#NewThisDay Writing From My Photo Stream
I kind of exploded inside,
and joy shot out of me.
I began my roll down the grassy hill.
I bent my knees up small, took a deep breath
and I was off.
My arms shot out sideways.
I gathered speed.
My eyes squinted.
Sky and grass, dazzle and dark.
I went on forever. . .HILL ROLLING BY ANDREW TAYLOR
In the afternoon, I walked to the river for the first time since Thursday, and the leaves framing the landing where I always stop first have turned to rust. Perhaps the leaves are past their peak. I am so happy to be home and in my woods, free to walk for as long as I want in the fresh bright air. The dogs are happy too. We take our time. I pass the brook and it’s running! Red, yellow, green, rust leaves of all shapes and sizes float on the surface and will sink soon. We have had our needed rain. My son and his special one come, after my walk, to the deck for a family visit. We are masked, and physically distant, but emotionally present. All my children home, the sweetest hour.

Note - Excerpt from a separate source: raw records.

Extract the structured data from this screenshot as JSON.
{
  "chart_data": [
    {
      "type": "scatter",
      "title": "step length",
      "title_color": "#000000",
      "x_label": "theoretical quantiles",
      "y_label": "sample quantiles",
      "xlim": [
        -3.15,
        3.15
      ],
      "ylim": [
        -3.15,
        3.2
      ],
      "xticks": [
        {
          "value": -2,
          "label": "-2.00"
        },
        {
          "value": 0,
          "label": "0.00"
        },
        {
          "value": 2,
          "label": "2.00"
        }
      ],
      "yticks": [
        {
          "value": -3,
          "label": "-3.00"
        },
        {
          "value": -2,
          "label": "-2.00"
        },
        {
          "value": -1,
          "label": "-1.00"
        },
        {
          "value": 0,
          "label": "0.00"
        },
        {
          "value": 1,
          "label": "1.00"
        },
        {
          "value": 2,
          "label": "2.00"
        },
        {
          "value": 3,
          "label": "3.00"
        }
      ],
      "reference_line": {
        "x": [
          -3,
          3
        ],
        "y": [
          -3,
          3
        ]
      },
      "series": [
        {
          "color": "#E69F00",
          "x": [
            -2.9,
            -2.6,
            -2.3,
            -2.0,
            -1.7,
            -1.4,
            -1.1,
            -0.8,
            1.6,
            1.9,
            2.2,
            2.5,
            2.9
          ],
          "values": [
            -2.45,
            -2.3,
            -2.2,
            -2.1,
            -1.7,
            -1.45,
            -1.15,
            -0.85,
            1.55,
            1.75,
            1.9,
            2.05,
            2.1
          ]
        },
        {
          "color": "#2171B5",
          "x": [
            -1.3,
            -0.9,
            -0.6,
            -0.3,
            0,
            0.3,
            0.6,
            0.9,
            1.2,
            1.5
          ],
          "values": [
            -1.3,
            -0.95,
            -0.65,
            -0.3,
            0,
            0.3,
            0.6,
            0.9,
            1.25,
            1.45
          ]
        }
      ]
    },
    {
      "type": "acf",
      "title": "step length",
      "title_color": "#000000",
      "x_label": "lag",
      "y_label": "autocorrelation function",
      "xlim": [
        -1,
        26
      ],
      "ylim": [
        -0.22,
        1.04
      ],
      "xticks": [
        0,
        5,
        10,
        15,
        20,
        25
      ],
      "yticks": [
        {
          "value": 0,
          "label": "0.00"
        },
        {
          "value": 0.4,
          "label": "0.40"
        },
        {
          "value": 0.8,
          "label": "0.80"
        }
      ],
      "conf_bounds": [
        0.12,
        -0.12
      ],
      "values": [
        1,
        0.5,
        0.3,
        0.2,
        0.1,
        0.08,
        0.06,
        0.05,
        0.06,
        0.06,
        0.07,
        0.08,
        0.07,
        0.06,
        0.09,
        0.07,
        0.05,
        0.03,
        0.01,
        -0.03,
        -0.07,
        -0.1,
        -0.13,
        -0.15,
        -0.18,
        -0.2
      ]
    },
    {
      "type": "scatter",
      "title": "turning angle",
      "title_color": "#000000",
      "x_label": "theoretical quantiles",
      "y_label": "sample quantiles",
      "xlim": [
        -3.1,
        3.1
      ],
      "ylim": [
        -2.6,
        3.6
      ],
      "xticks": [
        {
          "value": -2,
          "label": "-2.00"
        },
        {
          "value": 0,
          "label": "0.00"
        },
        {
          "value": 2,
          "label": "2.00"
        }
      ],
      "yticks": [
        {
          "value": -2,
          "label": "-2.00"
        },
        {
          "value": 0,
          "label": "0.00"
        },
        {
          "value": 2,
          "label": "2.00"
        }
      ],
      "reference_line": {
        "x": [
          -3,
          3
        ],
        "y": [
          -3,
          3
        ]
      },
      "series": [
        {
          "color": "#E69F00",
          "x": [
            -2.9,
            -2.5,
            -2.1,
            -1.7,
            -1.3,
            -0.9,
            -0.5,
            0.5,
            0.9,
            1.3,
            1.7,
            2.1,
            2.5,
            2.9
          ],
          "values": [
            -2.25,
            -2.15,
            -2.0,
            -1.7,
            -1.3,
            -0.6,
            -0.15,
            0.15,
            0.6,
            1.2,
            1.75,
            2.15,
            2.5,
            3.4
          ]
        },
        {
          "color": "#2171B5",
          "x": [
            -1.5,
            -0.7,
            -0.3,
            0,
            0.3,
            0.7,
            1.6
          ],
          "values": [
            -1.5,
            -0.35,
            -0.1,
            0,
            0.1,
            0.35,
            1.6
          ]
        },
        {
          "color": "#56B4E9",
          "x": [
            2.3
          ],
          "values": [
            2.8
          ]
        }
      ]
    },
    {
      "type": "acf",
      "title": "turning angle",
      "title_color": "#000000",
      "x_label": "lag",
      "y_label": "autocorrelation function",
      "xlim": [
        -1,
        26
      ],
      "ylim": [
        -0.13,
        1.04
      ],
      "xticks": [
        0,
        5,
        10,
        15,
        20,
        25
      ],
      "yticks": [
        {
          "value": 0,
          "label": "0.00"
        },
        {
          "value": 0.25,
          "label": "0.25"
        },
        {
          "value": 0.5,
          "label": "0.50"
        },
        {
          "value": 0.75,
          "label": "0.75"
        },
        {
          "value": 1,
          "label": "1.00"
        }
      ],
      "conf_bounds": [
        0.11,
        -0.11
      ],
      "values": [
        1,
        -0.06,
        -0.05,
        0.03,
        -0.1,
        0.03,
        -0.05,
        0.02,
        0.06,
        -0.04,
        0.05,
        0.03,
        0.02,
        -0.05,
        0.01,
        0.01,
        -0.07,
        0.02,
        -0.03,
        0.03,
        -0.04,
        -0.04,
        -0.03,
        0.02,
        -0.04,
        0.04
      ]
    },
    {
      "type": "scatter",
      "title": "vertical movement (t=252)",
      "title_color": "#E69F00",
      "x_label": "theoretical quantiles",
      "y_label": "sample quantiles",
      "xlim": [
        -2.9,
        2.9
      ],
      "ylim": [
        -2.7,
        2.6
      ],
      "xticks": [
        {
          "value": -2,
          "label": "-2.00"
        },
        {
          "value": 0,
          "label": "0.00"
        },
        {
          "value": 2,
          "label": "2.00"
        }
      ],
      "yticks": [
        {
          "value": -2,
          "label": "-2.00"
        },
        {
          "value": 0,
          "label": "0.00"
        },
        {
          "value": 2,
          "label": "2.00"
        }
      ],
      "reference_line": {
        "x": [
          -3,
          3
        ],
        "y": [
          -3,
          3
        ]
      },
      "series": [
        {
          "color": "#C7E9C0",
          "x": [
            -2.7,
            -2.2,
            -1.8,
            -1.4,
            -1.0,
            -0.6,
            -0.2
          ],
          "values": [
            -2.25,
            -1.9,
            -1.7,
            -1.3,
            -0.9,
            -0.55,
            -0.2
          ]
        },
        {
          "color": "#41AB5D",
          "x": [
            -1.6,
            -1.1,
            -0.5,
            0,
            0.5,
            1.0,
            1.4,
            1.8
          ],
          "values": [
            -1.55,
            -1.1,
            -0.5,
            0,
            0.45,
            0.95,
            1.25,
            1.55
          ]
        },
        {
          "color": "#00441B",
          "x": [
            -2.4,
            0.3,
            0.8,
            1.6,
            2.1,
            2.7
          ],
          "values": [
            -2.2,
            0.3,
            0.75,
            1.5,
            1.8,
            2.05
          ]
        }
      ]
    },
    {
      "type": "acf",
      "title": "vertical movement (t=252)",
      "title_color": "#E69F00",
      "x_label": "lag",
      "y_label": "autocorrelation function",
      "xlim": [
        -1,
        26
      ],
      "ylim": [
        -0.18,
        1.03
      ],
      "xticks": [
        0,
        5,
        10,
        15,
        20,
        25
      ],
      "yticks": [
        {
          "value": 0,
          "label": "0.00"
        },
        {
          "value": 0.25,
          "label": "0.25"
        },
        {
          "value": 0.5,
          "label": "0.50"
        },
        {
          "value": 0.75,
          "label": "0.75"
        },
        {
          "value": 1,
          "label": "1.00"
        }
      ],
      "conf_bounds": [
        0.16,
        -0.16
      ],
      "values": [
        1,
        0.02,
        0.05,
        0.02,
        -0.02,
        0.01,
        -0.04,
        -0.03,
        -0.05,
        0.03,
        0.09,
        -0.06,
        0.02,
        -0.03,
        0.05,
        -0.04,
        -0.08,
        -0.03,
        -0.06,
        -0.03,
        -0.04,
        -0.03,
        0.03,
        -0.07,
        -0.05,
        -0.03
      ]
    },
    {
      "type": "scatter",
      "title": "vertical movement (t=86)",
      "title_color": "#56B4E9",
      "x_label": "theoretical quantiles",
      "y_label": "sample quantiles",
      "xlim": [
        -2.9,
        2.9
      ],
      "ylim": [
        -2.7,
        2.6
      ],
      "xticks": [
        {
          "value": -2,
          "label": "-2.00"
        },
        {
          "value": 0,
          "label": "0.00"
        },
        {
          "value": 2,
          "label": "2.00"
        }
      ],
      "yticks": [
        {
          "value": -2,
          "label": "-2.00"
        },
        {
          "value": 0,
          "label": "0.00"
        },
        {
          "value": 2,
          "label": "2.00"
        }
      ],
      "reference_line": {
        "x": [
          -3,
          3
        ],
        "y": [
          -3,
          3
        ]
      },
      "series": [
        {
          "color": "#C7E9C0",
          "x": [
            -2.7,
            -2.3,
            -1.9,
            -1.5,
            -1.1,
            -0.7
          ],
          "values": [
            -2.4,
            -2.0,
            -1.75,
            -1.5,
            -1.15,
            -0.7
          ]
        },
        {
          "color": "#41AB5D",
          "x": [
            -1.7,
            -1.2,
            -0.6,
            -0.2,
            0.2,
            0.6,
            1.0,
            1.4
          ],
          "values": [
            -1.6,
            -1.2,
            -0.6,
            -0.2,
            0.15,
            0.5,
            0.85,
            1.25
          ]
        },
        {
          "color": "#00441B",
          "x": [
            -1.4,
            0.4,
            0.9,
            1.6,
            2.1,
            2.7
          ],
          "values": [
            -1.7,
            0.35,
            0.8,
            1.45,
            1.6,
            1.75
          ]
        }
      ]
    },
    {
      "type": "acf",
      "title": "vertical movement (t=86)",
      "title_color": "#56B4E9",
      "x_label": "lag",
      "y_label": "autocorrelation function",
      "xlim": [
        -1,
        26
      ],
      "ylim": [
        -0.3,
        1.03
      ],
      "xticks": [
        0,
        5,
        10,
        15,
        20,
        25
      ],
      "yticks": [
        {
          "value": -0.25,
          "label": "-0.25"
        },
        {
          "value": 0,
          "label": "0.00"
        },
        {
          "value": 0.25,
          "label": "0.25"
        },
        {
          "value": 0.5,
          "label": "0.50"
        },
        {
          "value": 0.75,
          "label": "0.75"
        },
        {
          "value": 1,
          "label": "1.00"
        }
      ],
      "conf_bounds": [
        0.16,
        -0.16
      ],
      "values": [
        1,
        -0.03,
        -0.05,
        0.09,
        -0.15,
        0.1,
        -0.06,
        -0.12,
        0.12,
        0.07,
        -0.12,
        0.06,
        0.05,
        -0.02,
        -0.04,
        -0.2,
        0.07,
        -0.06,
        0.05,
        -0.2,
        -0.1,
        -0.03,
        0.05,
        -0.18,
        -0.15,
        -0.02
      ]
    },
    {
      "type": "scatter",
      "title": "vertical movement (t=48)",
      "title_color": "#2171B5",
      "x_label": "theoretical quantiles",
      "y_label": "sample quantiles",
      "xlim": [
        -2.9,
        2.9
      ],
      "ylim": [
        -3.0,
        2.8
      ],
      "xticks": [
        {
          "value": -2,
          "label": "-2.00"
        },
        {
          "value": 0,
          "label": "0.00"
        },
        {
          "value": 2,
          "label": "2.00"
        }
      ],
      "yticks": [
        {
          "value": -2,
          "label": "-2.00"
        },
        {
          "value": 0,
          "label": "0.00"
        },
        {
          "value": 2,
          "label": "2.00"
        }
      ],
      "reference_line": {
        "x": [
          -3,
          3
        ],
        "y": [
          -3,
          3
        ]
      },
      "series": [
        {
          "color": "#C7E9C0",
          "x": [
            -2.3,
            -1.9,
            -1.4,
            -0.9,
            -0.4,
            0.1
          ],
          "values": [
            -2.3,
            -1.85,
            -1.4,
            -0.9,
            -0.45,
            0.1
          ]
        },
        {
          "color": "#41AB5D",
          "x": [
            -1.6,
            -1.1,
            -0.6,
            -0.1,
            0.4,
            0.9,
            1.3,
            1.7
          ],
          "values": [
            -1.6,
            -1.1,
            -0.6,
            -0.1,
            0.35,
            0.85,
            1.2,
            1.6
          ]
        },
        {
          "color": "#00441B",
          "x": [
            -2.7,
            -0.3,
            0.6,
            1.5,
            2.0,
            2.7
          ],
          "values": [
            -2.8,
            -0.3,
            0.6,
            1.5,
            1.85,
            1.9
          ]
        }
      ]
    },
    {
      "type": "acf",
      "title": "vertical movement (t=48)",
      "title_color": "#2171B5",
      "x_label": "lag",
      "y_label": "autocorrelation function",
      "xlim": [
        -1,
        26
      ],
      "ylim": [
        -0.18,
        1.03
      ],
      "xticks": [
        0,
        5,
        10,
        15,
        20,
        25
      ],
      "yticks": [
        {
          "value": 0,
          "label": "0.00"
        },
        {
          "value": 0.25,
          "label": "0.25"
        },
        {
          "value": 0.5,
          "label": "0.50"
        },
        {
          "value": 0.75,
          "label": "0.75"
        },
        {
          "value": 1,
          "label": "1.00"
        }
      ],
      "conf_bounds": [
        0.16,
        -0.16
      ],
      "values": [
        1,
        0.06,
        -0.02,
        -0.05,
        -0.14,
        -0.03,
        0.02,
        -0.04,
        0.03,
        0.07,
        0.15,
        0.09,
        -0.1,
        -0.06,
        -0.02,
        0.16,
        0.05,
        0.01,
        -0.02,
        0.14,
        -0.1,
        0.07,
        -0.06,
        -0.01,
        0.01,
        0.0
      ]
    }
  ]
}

I am exploding inside, giddy with gratitude. It is, as Andrew Taylor writes, a rolling down the hill joy. The granite steps off our deck land at the top of a very gentle slope down the lawn. And yet, it is a slope. For a child, like a hill. When my nephew Lucas came and visited one afternoon a couple of months ago, we played outdoors and he repeatedly, giddily, hollered with joy and rolled and rolled down the hill. He will come to our house some day when he is older and the scope of his vision changed he will be startled to find the hill he remembered rolling down with such glee is really no bigger than a mild slope. Still, it doesn’t matter. It’s a hill for now, a hill for rolling, a hill for hollering.